Yearly, an average-sized bee colony can yield from 27.2 kg to 45.7 kg of honey. A honeybee colony is made up of a three-tier hierarchy. Worker class bees make up almost 50,000 to 70,000 bees. They enjoy a lifespan of 3-6 weeks. During this time, each bee accumulates nearly a teaspoon of nectar. Around 1.8 kg of nectar is needed to produce half a kilogram of honey.
Then, the collected nectar is drained into vacant honeycomb cells. Thereafter, the nectar is ingested by other worker bees from the honeycombs. Enzyme addition occurs during this phase. This results in the nectar ripening into honey. Once the honey ripens fully, it is drained back into the cells. Once this is done, it is sealed off as honey.
Emptying the honey is the duty of the beekeeper once a honeycomb is full of honey. Appropriate protective gear including protective gloves and a veiled helmet must be worn by the beekeeper during this process. The harvested honeycombs are put into an extractor to remove the honey. The extractor applies centrifugal force to extract honey. Honeycombs can weigh up to 2.27 kg. Honey is extracted and pushed to the extractor’s walls as it spins. Honey then slowly drips down and out of the extractor through its cone-shaped base. A spigot offers pivotal help when the honey is dripping. A honey bucket is placed beneath the valve for filtration purposes. It contains two sieves that separate the honey and wax. These sieves are soft and coarse in design.

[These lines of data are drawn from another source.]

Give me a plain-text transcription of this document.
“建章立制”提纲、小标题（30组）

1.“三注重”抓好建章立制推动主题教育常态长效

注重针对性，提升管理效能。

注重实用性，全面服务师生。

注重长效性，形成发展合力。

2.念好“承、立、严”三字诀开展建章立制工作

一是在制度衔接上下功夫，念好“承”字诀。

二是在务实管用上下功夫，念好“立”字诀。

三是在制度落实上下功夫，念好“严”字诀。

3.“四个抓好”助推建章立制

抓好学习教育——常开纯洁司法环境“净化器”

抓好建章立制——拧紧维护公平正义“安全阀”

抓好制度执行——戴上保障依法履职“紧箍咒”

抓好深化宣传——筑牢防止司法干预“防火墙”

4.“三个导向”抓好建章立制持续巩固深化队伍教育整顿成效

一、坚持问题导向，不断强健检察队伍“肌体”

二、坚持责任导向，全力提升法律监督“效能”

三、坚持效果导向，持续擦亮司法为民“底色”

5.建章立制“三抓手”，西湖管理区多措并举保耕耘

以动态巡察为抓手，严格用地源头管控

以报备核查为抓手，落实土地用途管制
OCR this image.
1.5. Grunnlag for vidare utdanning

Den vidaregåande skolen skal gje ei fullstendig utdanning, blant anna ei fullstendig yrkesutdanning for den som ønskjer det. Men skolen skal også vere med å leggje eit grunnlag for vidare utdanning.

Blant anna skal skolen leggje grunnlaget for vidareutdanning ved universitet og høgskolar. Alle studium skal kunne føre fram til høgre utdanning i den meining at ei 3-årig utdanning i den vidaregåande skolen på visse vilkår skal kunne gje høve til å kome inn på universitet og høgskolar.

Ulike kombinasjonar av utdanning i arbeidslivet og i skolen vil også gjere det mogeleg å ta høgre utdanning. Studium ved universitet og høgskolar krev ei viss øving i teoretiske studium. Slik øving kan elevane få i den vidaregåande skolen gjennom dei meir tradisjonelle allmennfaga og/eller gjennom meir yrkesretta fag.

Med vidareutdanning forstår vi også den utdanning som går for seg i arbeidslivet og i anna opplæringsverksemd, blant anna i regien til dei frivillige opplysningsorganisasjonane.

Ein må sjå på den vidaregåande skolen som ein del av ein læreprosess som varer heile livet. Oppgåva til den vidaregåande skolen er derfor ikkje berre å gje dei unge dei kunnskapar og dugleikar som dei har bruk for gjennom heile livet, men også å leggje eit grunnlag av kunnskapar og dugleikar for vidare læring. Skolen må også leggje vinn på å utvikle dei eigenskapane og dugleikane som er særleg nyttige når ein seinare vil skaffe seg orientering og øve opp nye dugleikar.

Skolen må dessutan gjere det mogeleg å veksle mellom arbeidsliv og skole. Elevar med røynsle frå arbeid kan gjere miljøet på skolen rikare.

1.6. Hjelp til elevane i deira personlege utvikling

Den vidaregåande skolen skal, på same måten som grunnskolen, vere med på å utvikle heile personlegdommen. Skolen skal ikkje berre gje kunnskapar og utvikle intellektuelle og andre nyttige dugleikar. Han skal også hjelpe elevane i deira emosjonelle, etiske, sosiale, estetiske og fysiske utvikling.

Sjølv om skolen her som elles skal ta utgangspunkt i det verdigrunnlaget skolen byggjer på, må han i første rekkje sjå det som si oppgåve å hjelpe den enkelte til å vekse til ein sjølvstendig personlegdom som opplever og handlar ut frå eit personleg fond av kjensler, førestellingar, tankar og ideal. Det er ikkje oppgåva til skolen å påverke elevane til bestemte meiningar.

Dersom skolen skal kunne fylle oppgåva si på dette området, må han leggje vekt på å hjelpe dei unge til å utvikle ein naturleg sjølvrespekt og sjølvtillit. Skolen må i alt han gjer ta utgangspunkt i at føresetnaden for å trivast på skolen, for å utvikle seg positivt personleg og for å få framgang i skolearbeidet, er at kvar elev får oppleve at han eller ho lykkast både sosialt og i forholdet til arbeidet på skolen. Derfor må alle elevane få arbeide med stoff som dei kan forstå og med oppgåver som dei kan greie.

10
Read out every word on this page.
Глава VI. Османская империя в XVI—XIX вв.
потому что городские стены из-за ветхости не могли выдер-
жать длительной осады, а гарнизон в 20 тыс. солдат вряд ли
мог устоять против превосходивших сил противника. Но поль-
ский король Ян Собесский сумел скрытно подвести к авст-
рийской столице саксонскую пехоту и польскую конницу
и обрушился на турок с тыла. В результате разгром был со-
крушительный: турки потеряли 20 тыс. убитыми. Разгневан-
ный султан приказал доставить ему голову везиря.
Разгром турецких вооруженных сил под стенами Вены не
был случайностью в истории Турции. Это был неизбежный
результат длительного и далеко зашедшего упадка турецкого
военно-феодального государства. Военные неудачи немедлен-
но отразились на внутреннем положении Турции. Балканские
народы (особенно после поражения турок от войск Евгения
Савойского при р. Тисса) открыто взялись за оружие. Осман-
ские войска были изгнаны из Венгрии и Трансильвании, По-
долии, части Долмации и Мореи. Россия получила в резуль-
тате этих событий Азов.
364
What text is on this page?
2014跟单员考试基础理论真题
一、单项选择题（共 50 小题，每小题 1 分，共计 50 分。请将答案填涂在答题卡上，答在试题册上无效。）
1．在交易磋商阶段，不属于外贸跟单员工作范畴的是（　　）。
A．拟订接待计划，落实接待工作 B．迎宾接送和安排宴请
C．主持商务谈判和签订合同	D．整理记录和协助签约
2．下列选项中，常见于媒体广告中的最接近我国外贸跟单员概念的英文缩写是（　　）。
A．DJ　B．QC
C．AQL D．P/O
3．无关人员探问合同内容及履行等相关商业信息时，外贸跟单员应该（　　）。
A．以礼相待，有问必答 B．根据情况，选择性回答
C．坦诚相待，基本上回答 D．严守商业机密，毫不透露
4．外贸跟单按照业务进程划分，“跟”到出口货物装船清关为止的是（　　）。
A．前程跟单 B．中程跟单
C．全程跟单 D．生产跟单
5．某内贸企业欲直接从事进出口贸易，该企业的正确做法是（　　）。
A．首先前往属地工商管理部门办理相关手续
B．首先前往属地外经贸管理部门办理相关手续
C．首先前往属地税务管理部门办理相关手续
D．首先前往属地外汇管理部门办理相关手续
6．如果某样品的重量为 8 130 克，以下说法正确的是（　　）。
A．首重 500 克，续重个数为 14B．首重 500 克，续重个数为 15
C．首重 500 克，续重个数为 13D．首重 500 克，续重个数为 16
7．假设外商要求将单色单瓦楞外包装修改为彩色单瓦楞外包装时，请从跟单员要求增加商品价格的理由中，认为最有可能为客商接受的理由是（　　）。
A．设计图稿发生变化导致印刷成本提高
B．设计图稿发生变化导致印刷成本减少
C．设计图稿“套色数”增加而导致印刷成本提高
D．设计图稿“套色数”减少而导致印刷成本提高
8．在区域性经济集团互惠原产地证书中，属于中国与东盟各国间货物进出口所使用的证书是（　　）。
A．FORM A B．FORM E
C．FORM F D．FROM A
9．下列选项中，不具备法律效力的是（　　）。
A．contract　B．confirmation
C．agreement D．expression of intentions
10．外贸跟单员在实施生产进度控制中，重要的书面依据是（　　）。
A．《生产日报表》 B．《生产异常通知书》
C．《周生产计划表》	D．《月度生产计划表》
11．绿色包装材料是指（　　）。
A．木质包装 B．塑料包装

After the extraction of honey, it makes its way to a commercial distributor. It is put into tanks for heating. These tanks heat the honey to 48.9 °C. Heating at this temperature goes on for about 24 hours. This ensures that any purities in the honey rise. After heating, elements such as bee parts and pollen will rise to the top. They are easily skimmed off within the tanks.